Por fin, después de que todos los demás dioses acabaron con su labor, apareció la Dama Herida, la nueva diosa de la Magia. Si bien sus largos cabellos negros y sus bellas facciones no habían sufrido cambios. Medianoche parecía mucho más hermosa y encantadora que cuando había sido una mortal. La mirada de sus ojos oscuros era más enigmática y profunda, y de tanto en tanto aparecían destellos de una gran pena y también de una firmeza implacable. La Dama Herida cabalgaba en un unicornio de alabastro que dejaba a su paso una estela traslúcida y resplandeciente. Cuando los fieles de Mystra entraban en la senda de luz, esta los arrastraba detrás de la diosa de la Magia.
En cuanto acabó de reunir a sus devotos, Medianoche y su montura pusieron rumbo al Plano de Nirvana, el lugar de la ley suprema y el orden regimentado, donde todo eran partes iguales de luz y oscuridad, calor y frío, fuego y agua, y aire y tierra.

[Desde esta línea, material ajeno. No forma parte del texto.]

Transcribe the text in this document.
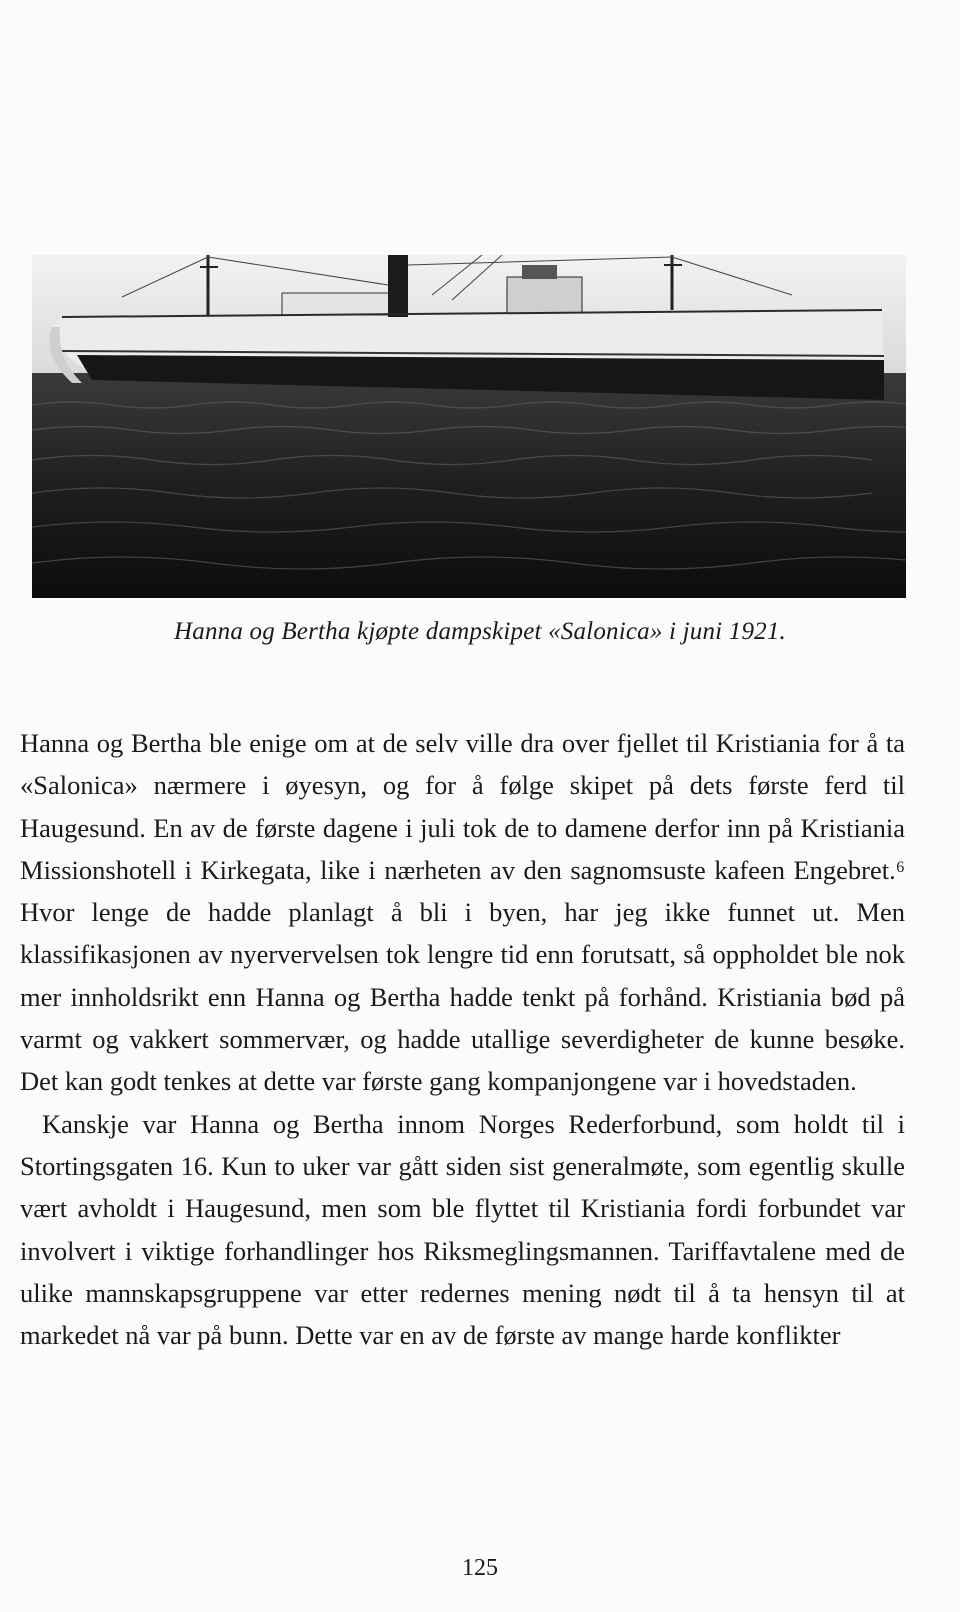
Hanna og Bertha kjøpte dampskipet «Salonica» i juni 1921.

Hanna og Bertha ble enige om at de selv ville dra over fjellet til Kristiania for å ta «Salonica» nærmere i øyesyn, og for å følge skipet på dets første ferd til Haugesund. En av de første dagene i juli tok de to damene derfor inn på Kristiania Missionshotell i Kirkegata, like i nærheten av den sagnomsuste kafeen Engebret.⁶ Hvor lenge de hadde planlagt å bli i byen, har jeg ikke funnet ut. Men klassifikasjonen av nyervervelsen tok lengre tid enn forutsatt, så oppholdet ble nok mer innholdsrikt enn Hanna og Bertha hadde tenkt på forhånd. Kristiania bød på varmt og vakkert sommervær, og hadde utallige severdigheter de kunne besøke. Det kan godt tenkes at dette var første gang kompanjongene var i hovedstaden.

Kanskje var Hanna og Bertha innom Norges Rederforbund, som holdt til i Stortingsgaten 16. Kun to uker var gått siden sist generalmøte, som egentlig skulle vært avholdt i Haugesund, men som ble flyttet til Kristiania fordi forbundet var involvert i viktige forhandlinger hos Riksmeglingsmannen. Tariffavtalene med de ulike mannskapsgruppene var etter redernes mening nødt til å ta hensyn til at markedet nå var på bunn. Dette var en av de første av mange harde konflikter

125
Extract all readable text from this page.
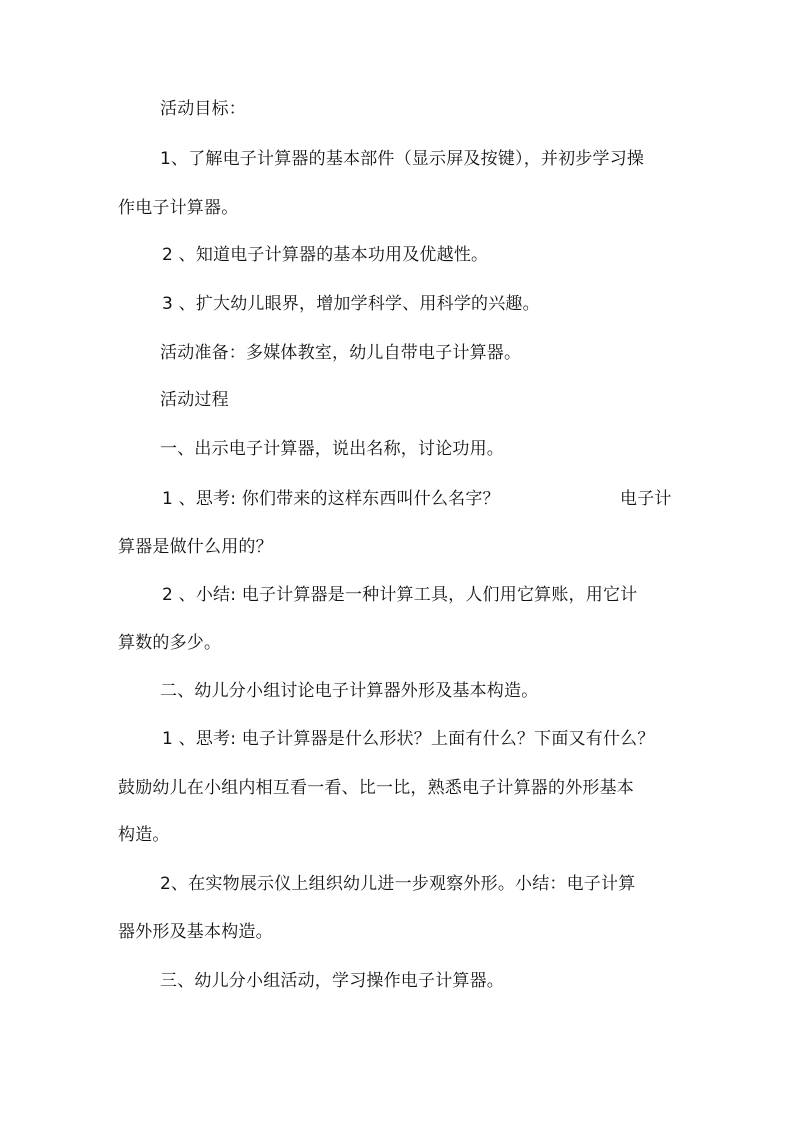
活动目标：
1、了解电子计算器的基本部件（显示屏及按键），并初步学习操
作电子计算器。
2 、知道电子计算器的基本功用及优越性。
3 、扩大幼儿眼界，增加学科学、用科学的兴趣。
活动准备：多媒体教室，幼儿自带电子计算器。
活动过程
一、出示电子计算器，说出名称，讨论功用。
1 、思考: 你们带来的这样东西叫什么名字？	电子计
算器是做什么用的？
2 、小结: 电子计算器是一种计算工具，人们用它算账，用它计
算数的多少。
二、幼儿分小组讨论电子计算器外形及基本构造。
1 、思考: 电子计算器是什么形状？上面有什么？下面又有什么？
鼓励幼儿在小组内相互看一看、比一比，熟悉电子计算器的外形基本
构造。
2、在实物展示仪上组织幼儿进一步观察外形。小结：电子计算
器外形及基本构造。
三、幼儿分小组活动，学习操作电子计算器。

Mientras se aproximaban a Nirvana, los fieles de Medianoche pudieron ver un espacio infinito lleno de subplanos circulares colgados en el aire. Los subplanos aparecían dispuestos en todas las direcciones, enganchados entre sí por los bordes como los engranajes de un reloj. Cada uno giraba lentamente, y transmitía sus revoluciones al contiguo, de forma tal que todos los planos giraban al mismo tiempo. El unicornio de Medianoche galopó hacia el subplano mayor, para llevar a su ama y a los fieles a su nueva casa: un castillo perfectamente simétrico de magia tangible.

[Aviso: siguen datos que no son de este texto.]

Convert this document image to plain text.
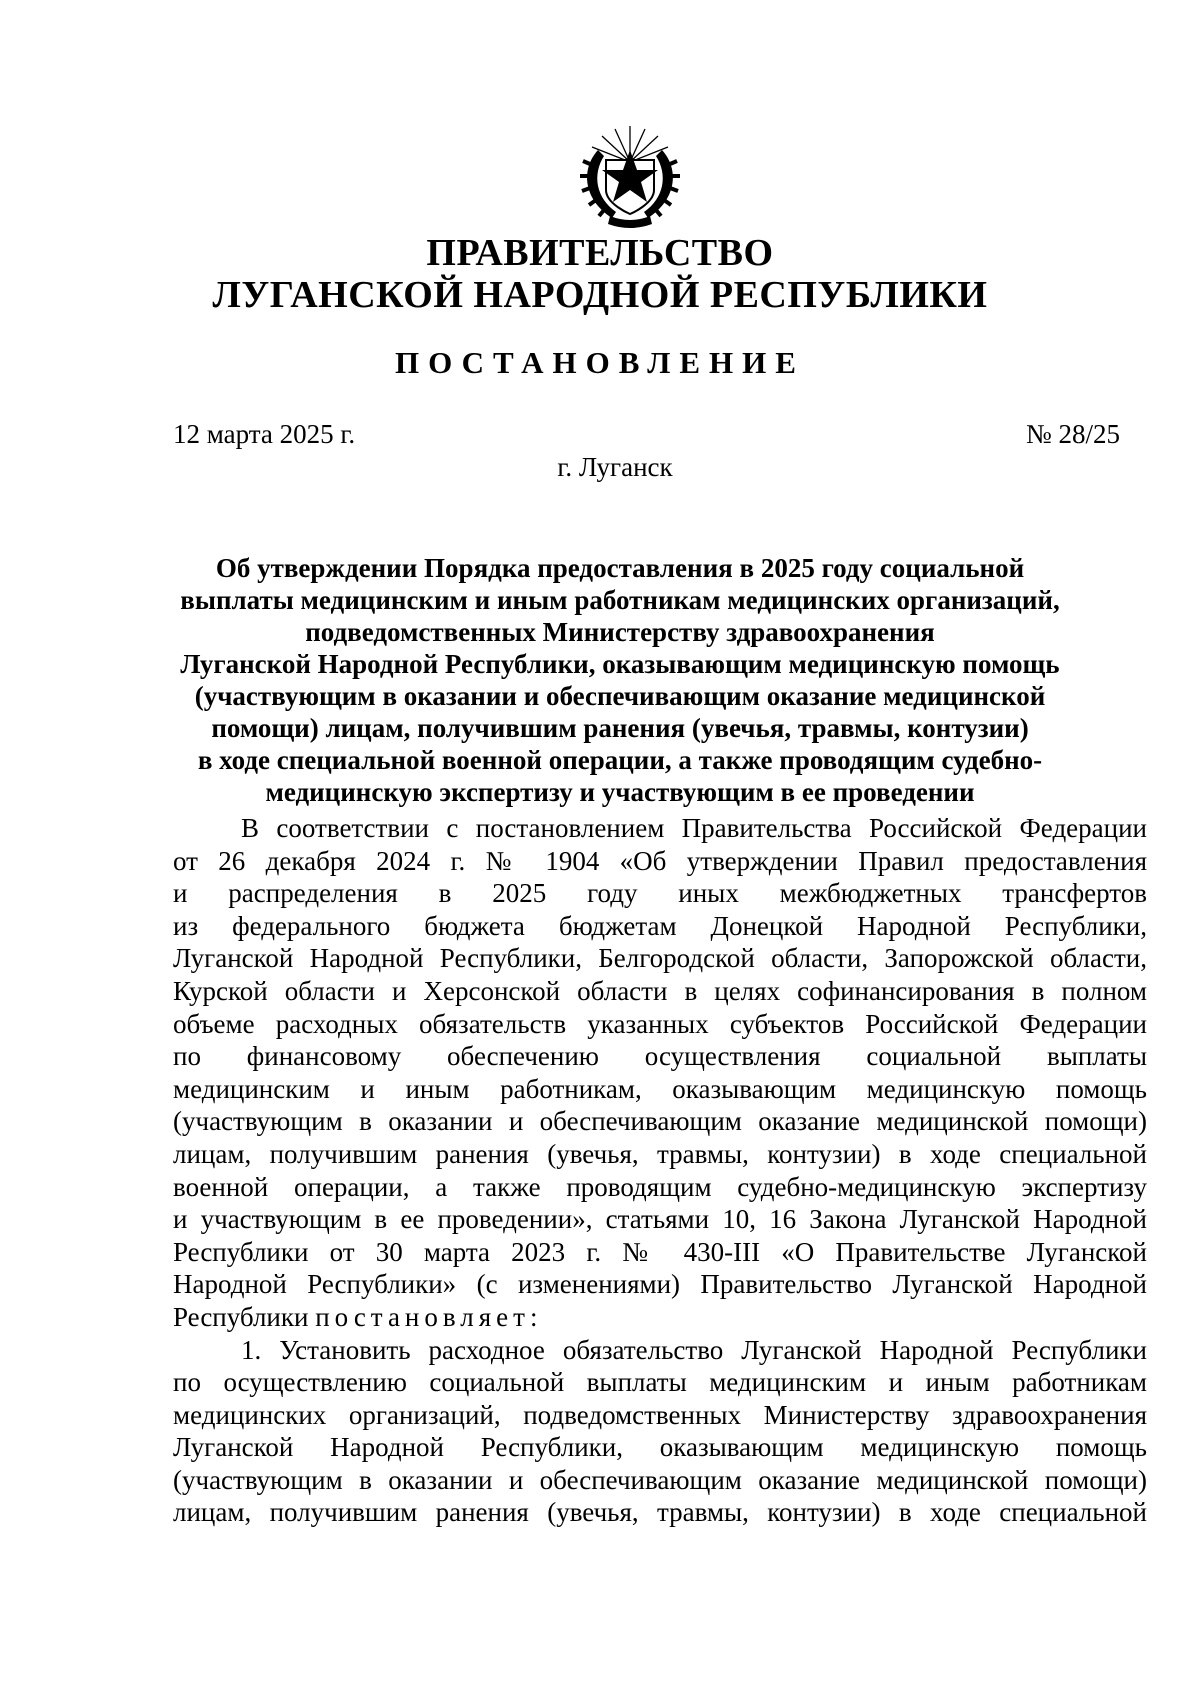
ПРАВИТЕЛЬСТВО
ЛУГАНСКОЙ НАРОДНОЙ РЕСПУБЛИКИ
ПОСТАНОВЛЕНИЕ
12 марта 2025 г.	№ 28/25
г. Луганск
Об утверждении Порядка предоставления в 2025 году социальной
выплаты медицинским и иным работникам медицинских организаций,
подведомственных Министерству здравоохранения
Луганской Народной Республики, оказывающим медицинскую помощь
(участвующим в оказании и обеспечивающим оказание медицинской
помощи) лицам, получившим ранения (увечья, травмы, контузии)
в ходе специальной военной операции, а также проводящим судебно-
медицинскую экспертизу и участвующим в ее проведении
В соответствии с постановлением Правительства Российской Федерации
от 26 декабря 2024 г. № 1904 «Об утверждении Правил предоставления
и распределения в 2025 году иных межбюджетных трансфертов
из федерального бюджета бюджетам Донецкой Народной Республики,
Луганской Народной Республики, Белгородской области, Запорожской области,
Курской области и Херсонской области в целях софинансирования в полном
объеме расходных обязательств указанных субъектов Российской Федерации
по финансовому обеспечению осуществления социальной выплаты
медицинским и иным работникам, оказывающим медицинскую помощь
(участвующим в оказании и обеспечивающим оказание медицинской помощи)
лицам, получившим ранения (увечья, травмы, контузии) в ходе специальной
военной операции, а также проводящим судебно-медицинскую экспертизу
и участвующим в ее проведении», статьями 10, 16 Закона Луганской Народной
Республики от 30 марта 2023 г. № 430-III «О Правительстве Луганской
Народной Республики» (с изменениями) Правительство Луганской Народной
Республики постановляет:
1. Установить расходное обязательство Луганской Народной Республики
по осуществлению социальной выплаты медицинским и иным работникам
медицинских организаций, подведомственных Министерству здравоохранения
Луганской Народной Республики, оказывающим медицинскую помощь
(участвующим в оказании и обеспечивающим оказание медицинской помощи)
лицам, получившим ранения (увечья, травмы, контузии) в ходе специальной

En otro castillo, muy diferente al de Medianoche de Nirvana, Cyric permanecía en silencio, sumido en sus pensamientos. Los restos de su ejército de monstruos lo rodeaban, y los gritos de los condenados encastrados en los muros de la ciudad flotaban hasta sus oídos. Al nuevo señor de la Muerte le gustaba su nueva casa, si bien encontraba un poco pesado a su nuevo amo, lord Ao. «Con un poco de tiempo —pensó Cyric—, podré encontrar la manera de darle un disgusto».
Mientras tanto, el señor de los dioses disfrutaba al ver llegar a Medianoche y a los demás dioses acompañados por sus fieles. Por fin, habían comenzado a cumplir las tareas para las que habían sido creados.

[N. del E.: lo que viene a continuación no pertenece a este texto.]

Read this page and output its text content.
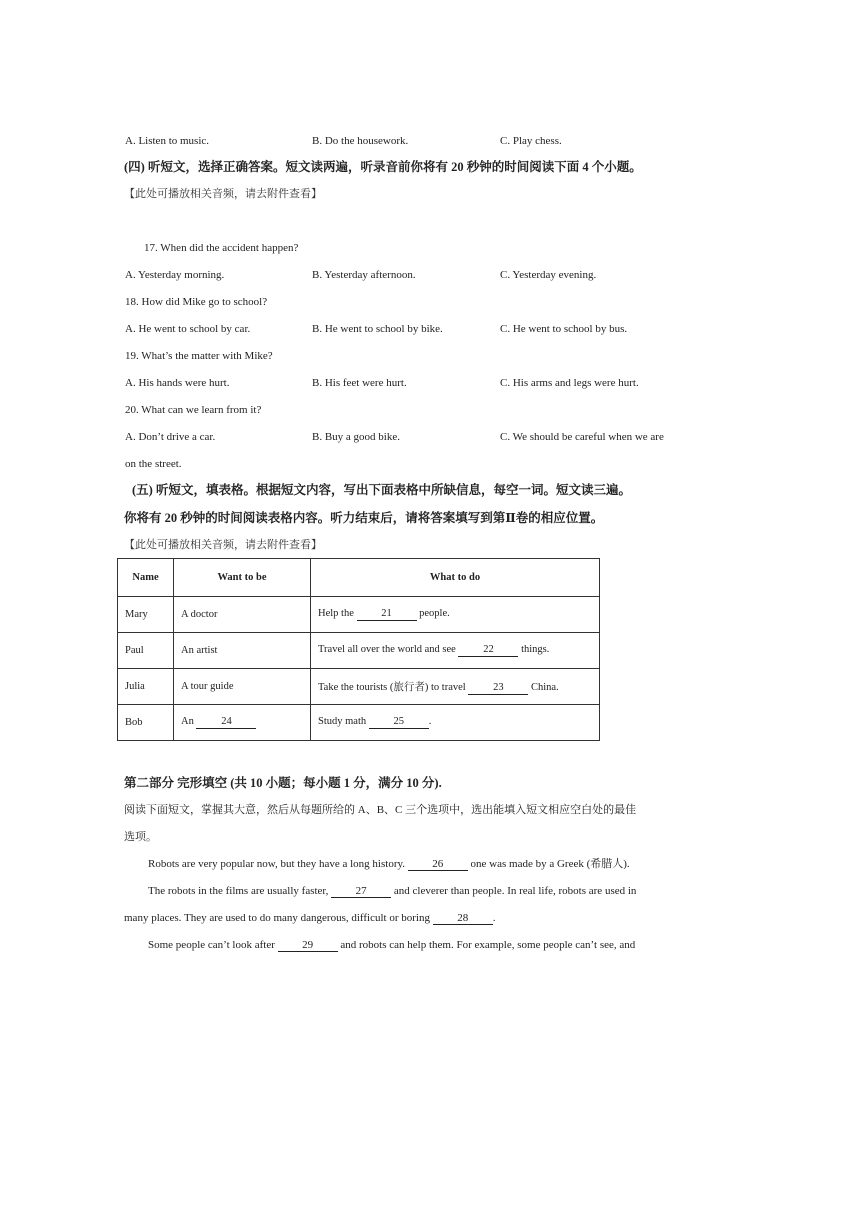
A. Listen to music.	B. Do the housework.	C. Play chess.
(四) 听短文，选择正确答案。短文读两遍，听录音前你将有 20 秒钟的时间阅读下面 4 个小题。
【此处可播放相关音频，请去附件查看】
17. When did the accident happen?
A. Yesterday morning.	B. Yesterday afternoon.	C. Yesterday evening.
18. How did Mike go to school?
A. He went to school by car.	B. He went to school by bike.	C. He went to school by bus.
19. What’s the matter with Mike?
A. His hands were hurt.	B. His feet were hurt.	C. His arms and legs were hurt.
20. What can we learn from it?
A. Don’t drive a car.	B. Buy a good bike.	C. We should be careful when we are
on the street.
(五) 听短文，填表格。根据短文内容，写出下面表格中所缺信息，每空一词。短文读三遍。
你将有 20 秒钟的时间阅读表格内容。听力结束后，请将答案填写到第Ⅱ卷的相应位置。
【此处可播放相关音频，请去附件查看】
Name	Want to be	What to do
Mary	A doctor	Help the 21 people.
Paul	An artist	Travel all over the world and see 22 things.
Julia	A tour guide	Take the tourists (旅行者) to travel 23 China.
Bob	An 24	Study math 25 .
第二部分 完形填空 (共 10 小题；每小题 1 分，满分 10 分).
阅读下面短文，掌握其大意，然后从每题所给的 A、B、C 三个选项中，选出能填入短文相应空白处的最佳
选项。
Robots are very popular now, but they have a long history. 26 one was made by a Greek (希腊人).
The robots in the films are usually faster, 27 and cleverer than people. In real life, robots are used in
many places. They are used to do many dangerous, difficult or boring 28 .
Some people can’t look after 29 and robots can help them. For example, some people can’t see, and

Ao permaneció sentado con las piernas cruzadas, rodeado por un vacío tan vasto que ni siquiera sus dioses podían llegar a comprenderlo. De todos los estados del ser que podía imaginar, este era su favorito, porque le permitía estar presente en el tiempo pero desconectado de él, ser el centro del universo y, a la vez, estar separado de él.
El señor de los dioses volvió sus pensamientos hacia Toril, el nuevo mundo que le había exigido tanta atención. Rodeado por centenares de planos de existencia y poblado por una variedad de seres fabulosos, tanto siniestros como benevolentes, era una de sus creaciones favoritas; y la que había estado a punto de perder, por descuido de sus dioses.
Pero en dos de sus habitantes —Medianoche y Cyric— Ao había encontrado el material para el equilibrio, y los había llamado para volver las cosas a la normalidad. Por fortuna, ambos habían respondido a su llamada y remendado el tejido, pero habían sido tiempos peligrosos para Toril. Nunca más permitiría que sus dioses amenazaran el equilibrio hasta tal punto.
Ao cerró los ojos y dejó su mente en blanco. Al cabo de unos segundos, su espíritu entró en un lugar anterior al tiempo, en el borde del universo, donde millones y millones de tareas iguales a la suya comenzaban y acababan.
Le saludó una presencia luminosa, que absorbió su energía dentro de la suya. Era una entidad a un tiempo cálida y fría, severa y comprensiva.
—¿Qué tal se comporta tu cosmos, Ao? —preguntó una voz tan suave como admonitoria.
—Ha recuperado el equilibrio, Señor. Los Reinos están una vez más a salvo.